Band mate Wes Bayliss says his last conversations with Cope were normal, with no indication of what was to come. It was the hardest blow that the members of The Steel Woods could imagine and the decision to keep moving forward as a band was a tough one.

“This isn’t something I’d wish on my worst enemy,” said Bayliss. “After the fact of Rowdy’s death, there are some things that you look at it and go, ‘Man, it just happened that way for a reason.’ But still, it came out of nowhere. I mean, we had just finished the record and the last time I saw him was over at TW’s Place where we were mixing the album. We had a handful of notes and we went in and mixed a couple of things that we heard and when we left that night, we shook hands and kind of said, ‘That’ll do,’ and that was the last time I saw him. It was crazy. We had shared a couple of texts a few days after that, but the phone call was the next thing. I sure am glad I didn’t have to finish the record without him. That was a blessing in disguise.”

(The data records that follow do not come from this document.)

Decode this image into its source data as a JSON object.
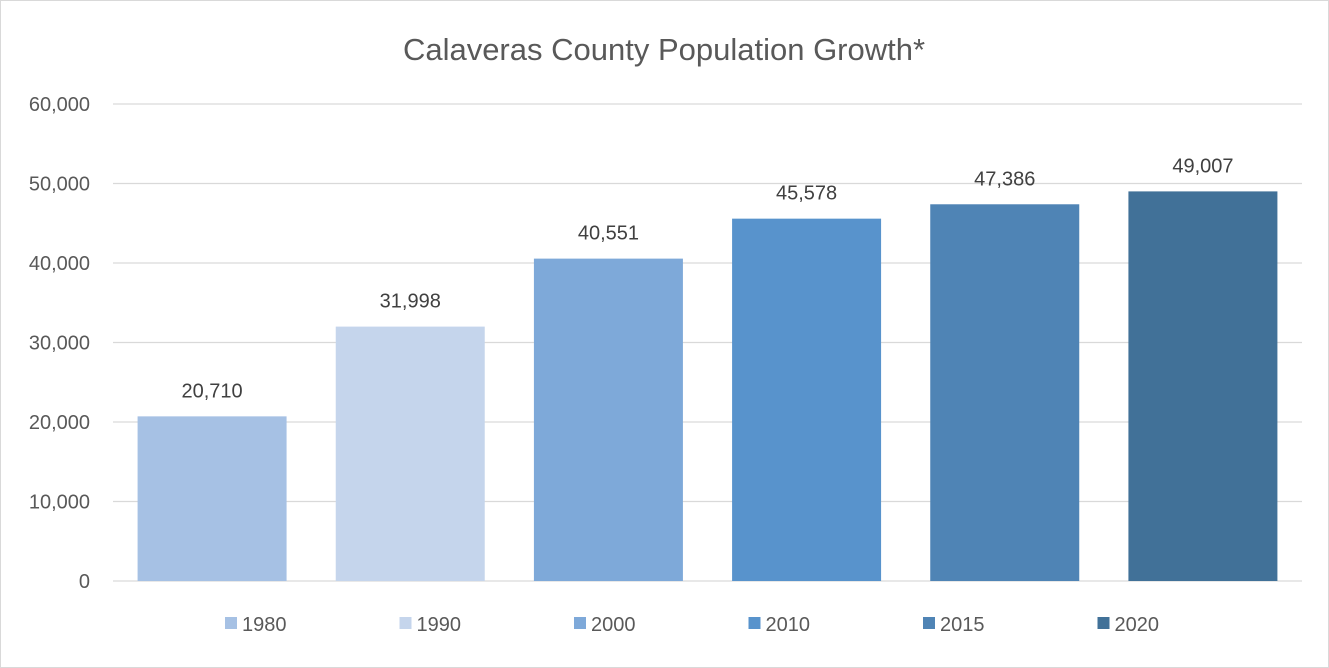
{
  "chart_data": {
    "type": "bar",
    "title": "Calaveras County Population Growth*",
    "xlabel": "",
    "ylabel": "",
    "categories": [
      "1980",
      "1990",
      "2000",
      "2010",
      "2015",
      "2020"
    ],
    "values": [
      20710,
      31998,
      40551,
      45578,
      47386,
      49007
    ],
    "data_labels": [
      "20,710",
      "31,998",
      "40,551",
      "45,578",
      "47,386",
      "49,007"
    ],
    "colors": [
      "#a6c1e4",
      "#c5d5ec",
      "#7ea9d9",
      "#5893cc",
      "#4f84b5",
      "#417198"
    ],
    "ylim": [
      0,
      60000
    ],
    "yticks": [
      0,
      10000,
      20000,
      30000,
      40000,
      50000,
      60000
    ],
    "ytick_labels": [
      "0",
      "10,000",
      "20,000",
      "30,000",
      "40,000",
      "50,000",
      "60,000"
    ],
    "grid": true,
    "gridline_color": "#d9d9d9",
    "legend": {
      "position": "bottom",
      "entries": [
        "1980",
        "1990",
        "2000",
        "2010",
        "2015",
        "2020"
      ]
    }
  }
}
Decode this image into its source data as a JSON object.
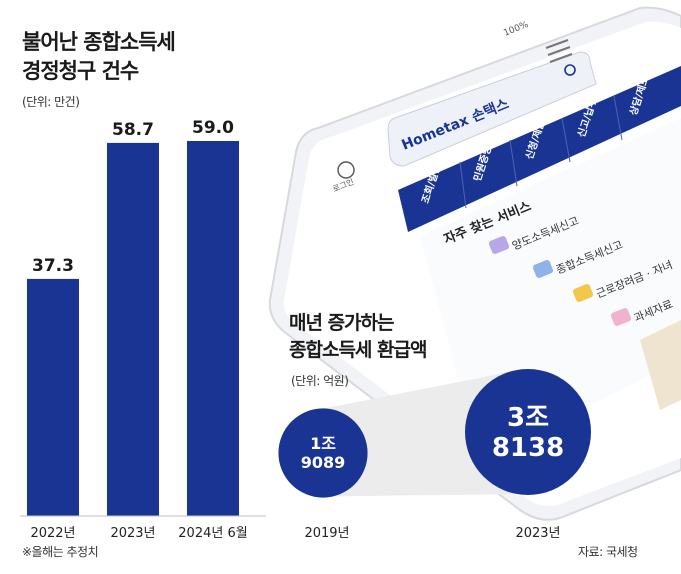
{
  "chart_data": [
    {
      "type": "bar",
      "title": "불어난 종합소득세 경정청구 건수",
      "title_lines": [
        "불어난 종합소득세",
        "경정청구 건수"
      ],
      "unit": "(단위: 만건)",
      "categories": [
        "2022년",
        "2023년",
        "2024년 6월"
      ],
      "values": [
        37.3,
        58.7,
        59.0
      ],
      "value_labels": [
        "37.3",
        "58.7",
        "59.0"
      ],
      "color": "#1a3494",
      "grid": false
    },
    {
      "type": "bubble",
      "title": "매년 증가하는 종합소득세 환급액",
      "title_lines": [
        "매년 증가하는",
        "종합소득세 환급액"
      ],
      "unit": "(단위: 억원)",
      "categories": [
        "2019년",
        "2023년"
      ],
      "values": [
        19089,
        38138
      ],
      "value_labels": [
        [
          "1조",
          "9089"
        ],
        [
          "3조",
          "8138"
        ]
      ],
      "color": "#1a3494"
    }
  ],
  "phone": {
    "status_time": "100%",
    "logo": "Hometax 손택스",
    "login": "로그인",
    "menu_items": [
      "조회/발급",
      "민원증명",
      "신청/제출",
      "신고/납부",
      "상담/제보"
    ],
    "section_title": "자주 찾는 서비스",
    "services": [
      "양도소득세신고",
      "종합소득세신고",
      "근로장려금 · 자녀",
      "과세자료"
    ]
  },
  "footnote": "※올해는 추정치",
  "source": "자료: 국세청"
}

As for describing the sound of The Steel Wheels, Bayliss is fine with the band’s original music being described in whatever way people want to tag it.

“‘Southern rock’ is kind of how everybody else has described it, although everybody wants to put themselves or you in a category, and I guess it makes sense if you got to explain it to somebody else,” said Bayliss. “I’ve always said, ‘I don’t care what you call it. If it’s country or rock or funk, it doesn’t matter to me. Whatever you think it is, that’s exactly what it is if you like it.’”

Every song on “All Of Your Stones” is good, yet one amazing cut on the album has stood out since the death of Cope and that is “Old Pal.” A now-classic song about the trials and tribulations and special aspects of small town life, which folks in the Tri-State can surely relate to, “Old Pal” has a new meaning now.

“I was talking with Rowdy at the studio when we were cutting these songs, talking about how everything fit together so well and it all made sense, with the exception of maybe one or two new songs,” said Bayliss. “He said, ‘Just because they don’t fit right in line with the story, we got to do them. Those songs are special to somebody for different reasons.’ I had no idea how much they would make sense, like ‘Old Pal.’ I wrote that two or three years ago, so that wasn’t a brand new song, and that was the song I was talking about not fitting in with the narrative of the album’s story line. But, he says, ‘Yeah, but we got to do it.’ And then, he is gone and the record comes out and now maybe that song makes more sense than any of them. I didn’t write it about him, yet it is easy to think that I did, but I wrote it for a reason and we put it on the album for a reason; we just didn’t know what that reason was until now.”

Before Bayliss moved to Nashville and met Cope and the rest of The Steel Woods, he paid his dues in the Alabama music scene before doing the same in Tennessee.

“I like touring,” said Bayliss. “I mean, it’s better than digging a ditch. But our traveling has come a long way since back in the day. We’ve been on about everything with wheels, and we’ve worked on everything with wheels. We used to change a trailer tire a week and broke down the bus every other week and vans as well. It’s just a part of the job. Luckily we have a pretty good bus situation now with a driver. I used to be the driver when we had an Eagle bus. I’d drive all night, then sleep all day and let them do the sound check, then wake up and play the show and then get back behind the wheel. So, yes, I’m glad not to have to do that anymore.”

The Steel Woods are happy to be playing in the Mountain State.

“Man, I love West Virginia,” said Bayliss. “We just played at the State Fair there a couple of weeks ago. There are a lot of good folks there. We are excited about it, the shows are going good and folks are showing up and having a good time, and that is what we want to see. We do it for the fans. It isn’t up to us, it’s up to them as they are the ones that make it a good night.”